According to Andre Steenekamp, chief operations officer at Amorphous, the second reason awards are given is usually for good results; but rarely does this happen independent of artistic merit. In advertising, these results usually have to be shown to have been achieved by the advertising specifically and not through other factors such as the Christmas season.
"While this prejudices campaigns run at high season periods, the award also praises campaigns that exhibit a grotesque failure of marketing proper: any marketing director who relies solely on promotion to achieve success is not doing his or her job properly. For example, Apex may award great ads, but it does so at the expense of great marketing - case studies must show that only the ads were responsible for the results yet advertising is really in the field of marketing," explains Steenekamp.
Putting creatives at risk
Shippey says it is for these reasons that awards often make agencies inefficient. Marketers often do not see much value in 'award driven work'.

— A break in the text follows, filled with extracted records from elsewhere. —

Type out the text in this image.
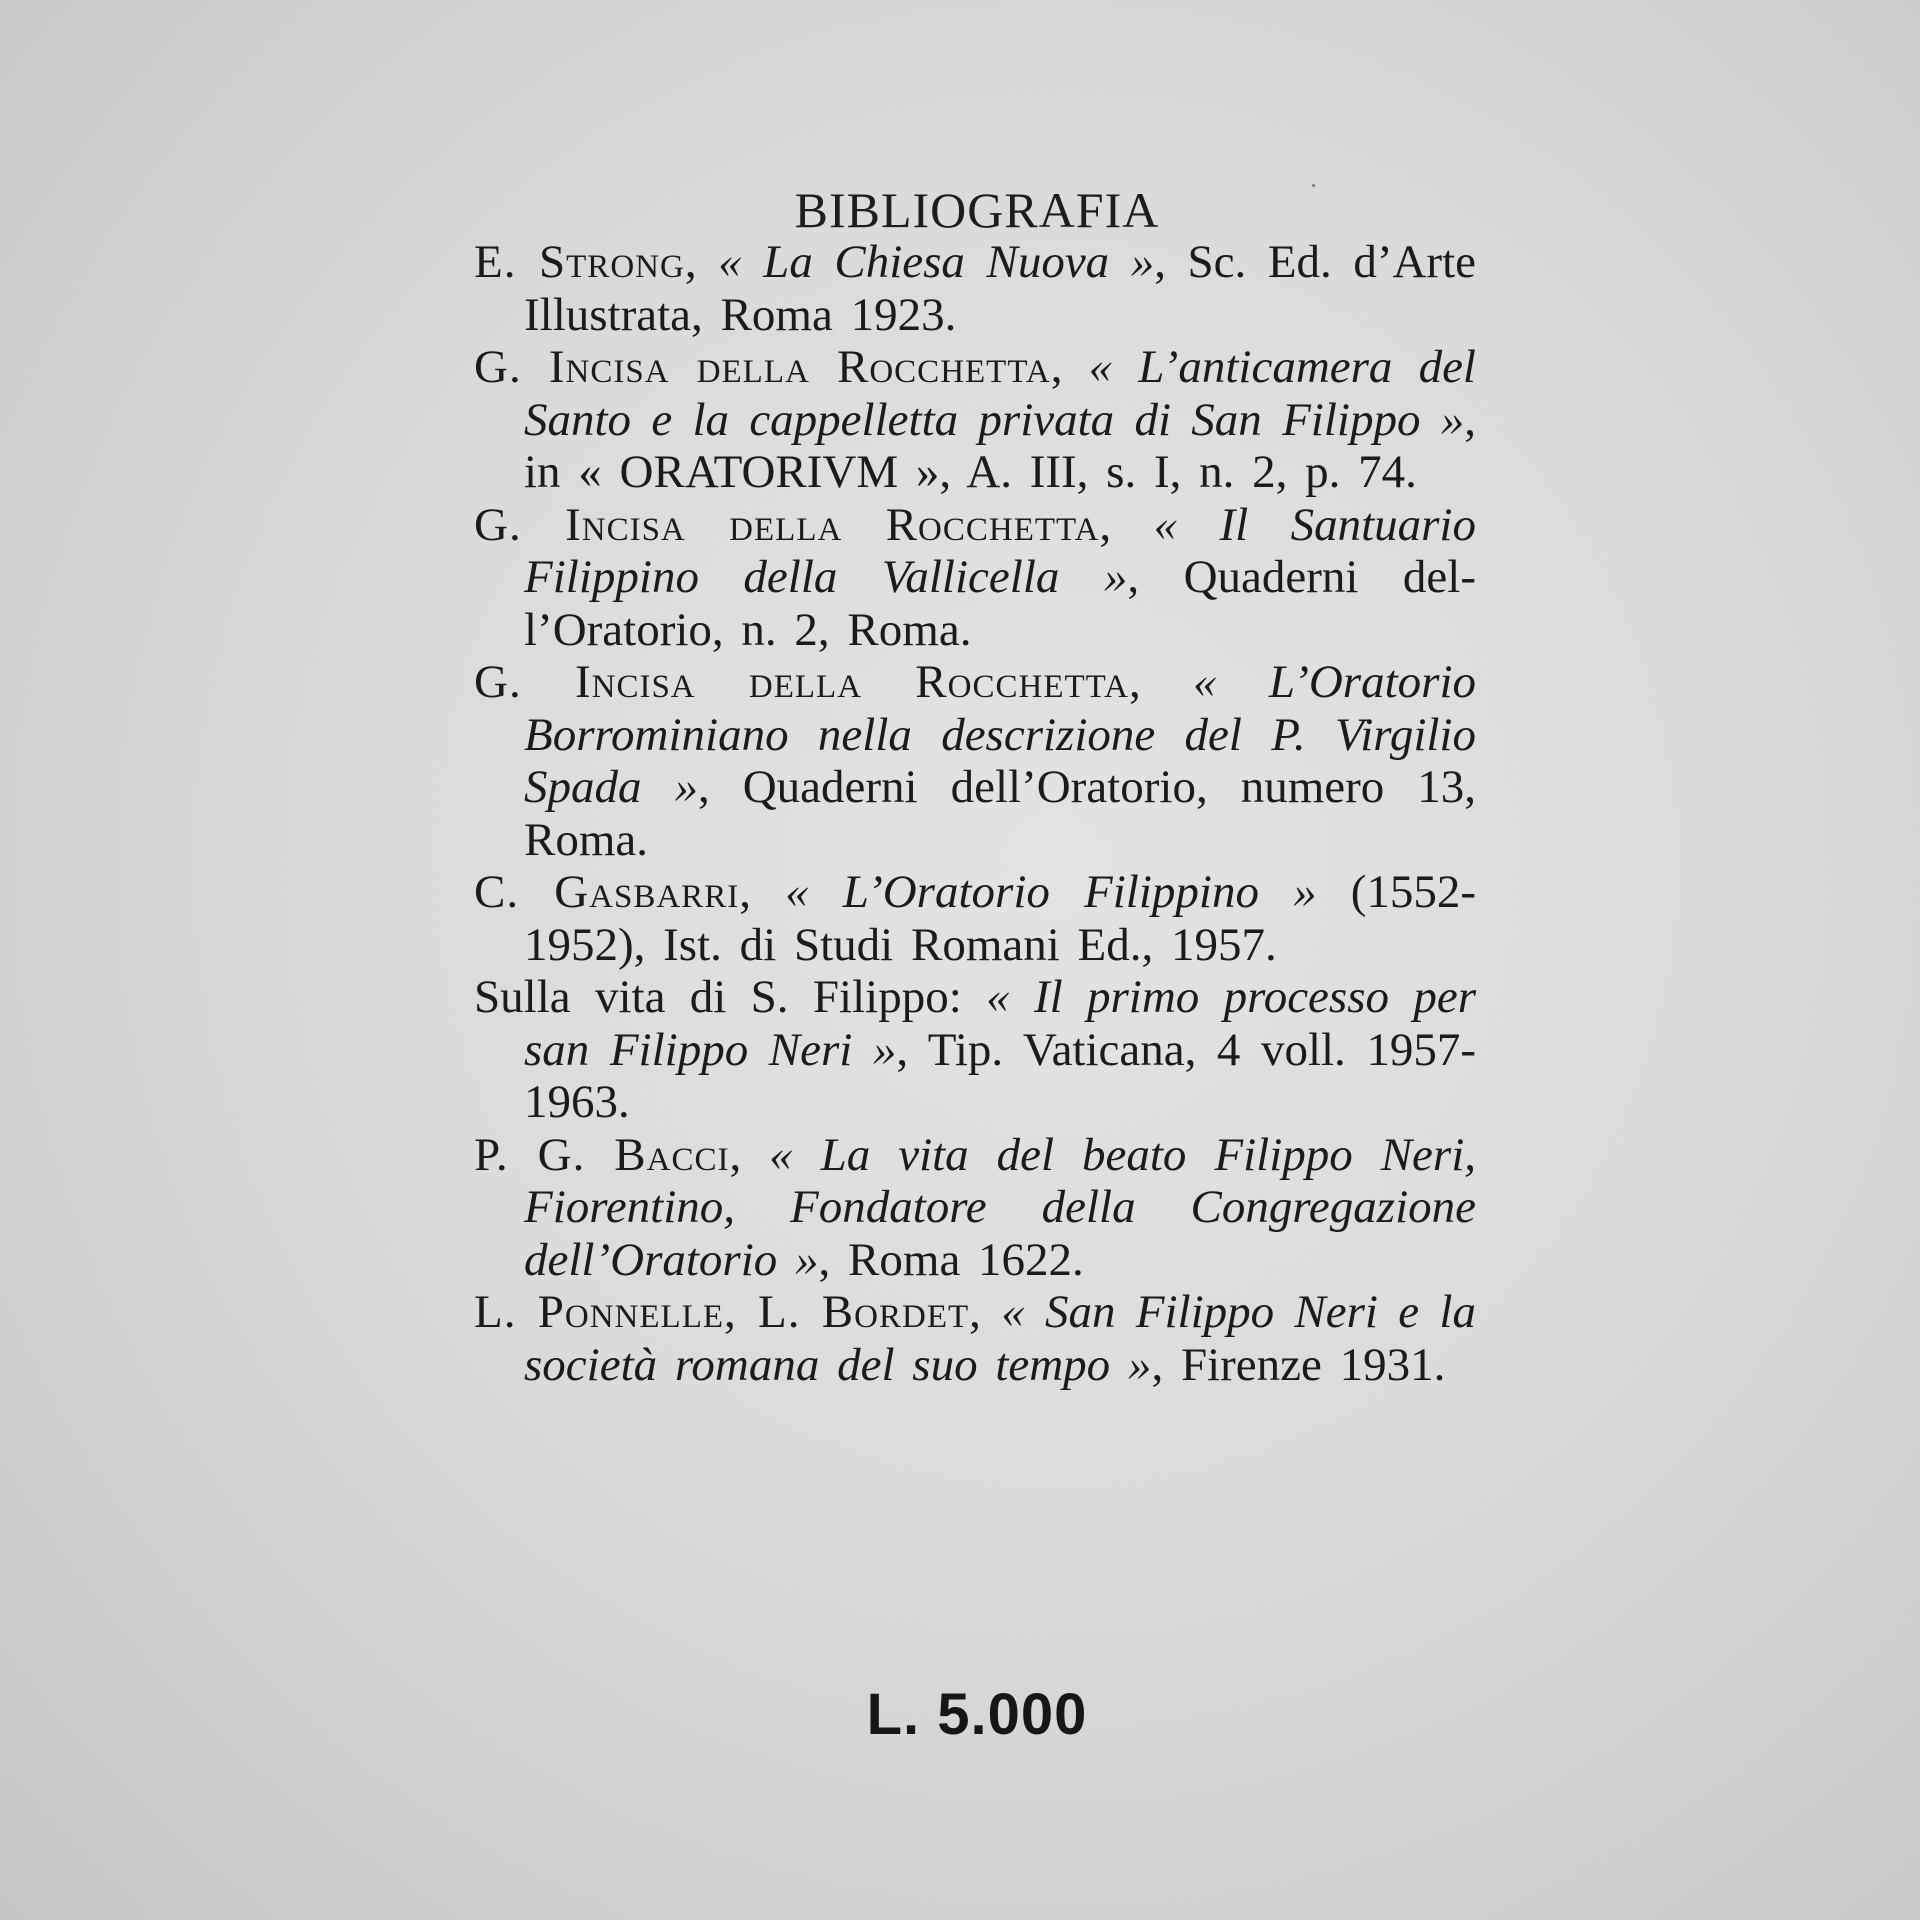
BIBLIOGRAFIA
E. Strong, « La Chiesa Nuova », Sc. Ed. d’Arte Illustrata, Roma 1923.
G. Incisa della Rocchetta, « L’anticamera del Santo e la cappelletta privata di San Filippo », in « ORATORIVM », A. III, s. I, n. 2, p. 74.
G. Incisa della Rocchetta, « Il Santuario Filippino della Vallicella », Quaderni dell’Oratorio, n. 2, Roma.
G. Incisa della Rocchetta, « L’Oratorio Borrominiano nella descrizione del P. Virgilio Spada », Quaderni dell’Oratorio, numero 13, Roma.
C. Gasbarri, « L’Oratorio Filippino » (1552-1952), Ist. di Studi Romani Ed., 1957.
Sulla vita di S. Filippo: « Il primo processo per san Filippo Neri », Tip. Vaticana, 4 voll. 1957-1963.
P. G. Bacci, « La vita del beato Filippo Neri, Fiorentino, Fondatore della Congregazione dell’Oratorio », Roma 1622.
L. Ponnelle, L. Bordet, « San Filippo Neri e la società romana del suo tempo », Firenze 1931.
L. 5.000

For an advertising agency, the holy grail becomes selling potential award winning work to clients for their campaigns; but for clients it becomes an irritation as it wastes their time, puts enormous pressure on the agency in working overtime to meet deadlines and creatives end up working overtime on non-campaign, award work.
Furthermore, awards can seriously undermine the futures of creatives. "Awards are assessed neither by the market nor the client, meaning creatives tune themselves to the insights and paradigms of a small group of people and almost never gain a deep understanding of the businesses they serve or what it takes for a solid, 360, more-than-just-advertising campaign."
Shippey says awards are a farcical representation of merit, as companies have no idea which agency produces the most effective work only which is the most awarded. "Until the measurement of campaign results and brand awareness are added to the mix in terms of evaluation criteria, providing credibility and transparency to the process; awards remain a useless barometer for ad campaigns."
"Agencies should be tracking every measurable point against the set campaign objectives and continually tweak them until those objectives are surpassed, whether that is through actual sales or pure awareness," concludes Steenekamp.